THE last four pictures Jamie Hyatt posted on the home page of Cumnor's Glasshouse Studios, which he runs when he isn't being the front man for Family Machine, weren’t shots of bands rehearsing, but breath-taking views of the surrounding countryside at twilight, with captions like "this is getting ridiculous", "this view is starting to get in the way of work" and, eventually, "probably not a bad thing really".

At 43, having become a father for the second time in July (his first is now three) and after spending a year wrenching the legendary hilltop studios back from the brink to restore them to their former glory, Mr Hyatt is definitely entitled to take a few evenings just sitting and admiring the idyllic vista from his office window.

It’s those views that are encapsulated in Family Machine's long-awaited second long-player, Houses that You Lived In: the first words of opening track Friends with the Wolves are "make friends with the wolves, they live in the walls, don't they/ just stare at the sun, just stand there all day, always".

The second track is about going for a really long walk, then walking home again - lovely.

Like great Oxford bands before them - This Town Needs Guns with Animals, and Stornoway's Beachcomber's windowsill, Family Machine have been seduced, and rightly so, by the natural world surrounding and often threatening to invade our quaint city.

In Jamie's own words: "Houses That You Lived In is about living and dying.
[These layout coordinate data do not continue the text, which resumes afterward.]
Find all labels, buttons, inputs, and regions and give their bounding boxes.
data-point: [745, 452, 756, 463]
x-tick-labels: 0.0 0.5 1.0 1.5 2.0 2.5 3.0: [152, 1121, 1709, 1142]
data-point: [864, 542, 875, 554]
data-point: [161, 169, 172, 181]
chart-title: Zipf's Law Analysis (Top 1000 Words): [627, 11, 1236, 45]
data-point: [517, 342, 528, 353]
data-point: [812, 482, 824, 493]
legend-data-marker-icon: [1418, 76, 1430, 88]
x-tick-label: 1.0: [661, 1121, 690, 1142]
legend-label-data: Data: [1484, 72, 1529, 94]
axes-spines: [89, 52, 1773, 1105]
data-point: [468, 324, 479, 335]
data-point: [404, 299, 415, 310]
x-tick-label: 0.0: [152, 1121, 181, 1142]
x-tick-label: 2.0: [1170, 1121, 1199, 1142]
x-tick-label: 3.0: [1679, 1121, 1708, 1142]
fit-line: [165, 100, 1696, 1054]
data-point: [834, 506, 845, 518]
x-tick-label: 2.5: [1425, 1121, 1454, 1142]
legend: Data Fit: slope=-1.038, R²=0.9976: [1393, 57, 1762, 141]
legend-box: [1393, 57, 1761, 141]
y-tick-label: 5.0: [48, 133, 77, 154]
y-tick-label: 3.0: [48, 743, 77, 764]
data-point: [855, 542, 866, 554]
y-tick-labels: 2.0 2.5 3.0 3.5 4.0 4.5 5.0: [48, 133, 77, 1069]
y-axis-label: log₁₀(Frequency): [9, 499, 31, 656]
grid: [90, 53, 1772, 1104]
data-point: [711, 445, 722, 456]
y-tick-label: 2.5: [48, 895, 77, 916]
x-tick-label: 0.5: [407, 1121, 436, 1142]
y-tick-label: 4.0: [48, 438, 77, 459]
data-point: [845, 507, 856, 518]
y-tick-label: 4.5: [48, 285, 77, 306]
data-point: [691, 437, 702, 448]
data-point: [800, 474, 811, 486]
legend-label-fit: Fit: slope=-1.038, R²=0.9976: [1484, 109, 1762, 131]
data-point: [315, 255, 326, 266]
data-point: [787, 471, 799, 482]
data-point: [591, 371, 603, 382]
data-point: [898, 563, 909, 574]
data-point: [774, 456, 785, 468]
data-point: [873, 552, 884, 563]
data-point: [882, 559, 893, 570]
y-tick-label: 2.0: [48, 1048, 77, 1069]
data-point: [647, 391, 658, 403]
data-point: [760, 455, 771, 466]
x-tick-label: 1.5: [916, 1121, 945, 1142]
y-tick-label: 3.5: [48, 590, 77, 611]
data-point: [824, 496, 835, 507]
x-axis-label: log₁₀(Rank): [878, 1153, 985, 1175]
It's about the little stories that are in the big life story that we are all in the middle of.

"It's about the fear, the joy and just the general feeling that everything is just as it is."

Track three, Quiet as a Mouse, definitely nails the fear element, being about breaking into someone's house while they're in it, then just watching them.

The Oxford four-piece have certainly done a fair bit of living since they last graced us with a release - their 2008 debut You Are the Family Machine.

Since then they've toured the UK and abroad, supporting Gaz Coombes, Stornoway, Mark Gardiner, Frank Turner and Noah and The Whale.

Hyatt adds: "Houses That You Live In is the culmination of several years of experienced musicianship, song writing, and live performance that can be heard in every raw beat, pluck and nuance."

Their last live show, reviewed by the Oxford Mail, possibly did more justice to that claim than the record ever could - playing to an intimate crowd at Cowley Road's Restore cafe at a one-of-a-kind gig, the family's delicate acoustic machinations arrested the audience, giving tingly sensations all round.

Let's hope they can capture some of that magic with their album launch show at the Bullingdon, Cowley Road, on Wednesday, September 23.

*Houses That You Live In is released on August 28 via the Beard Museum label.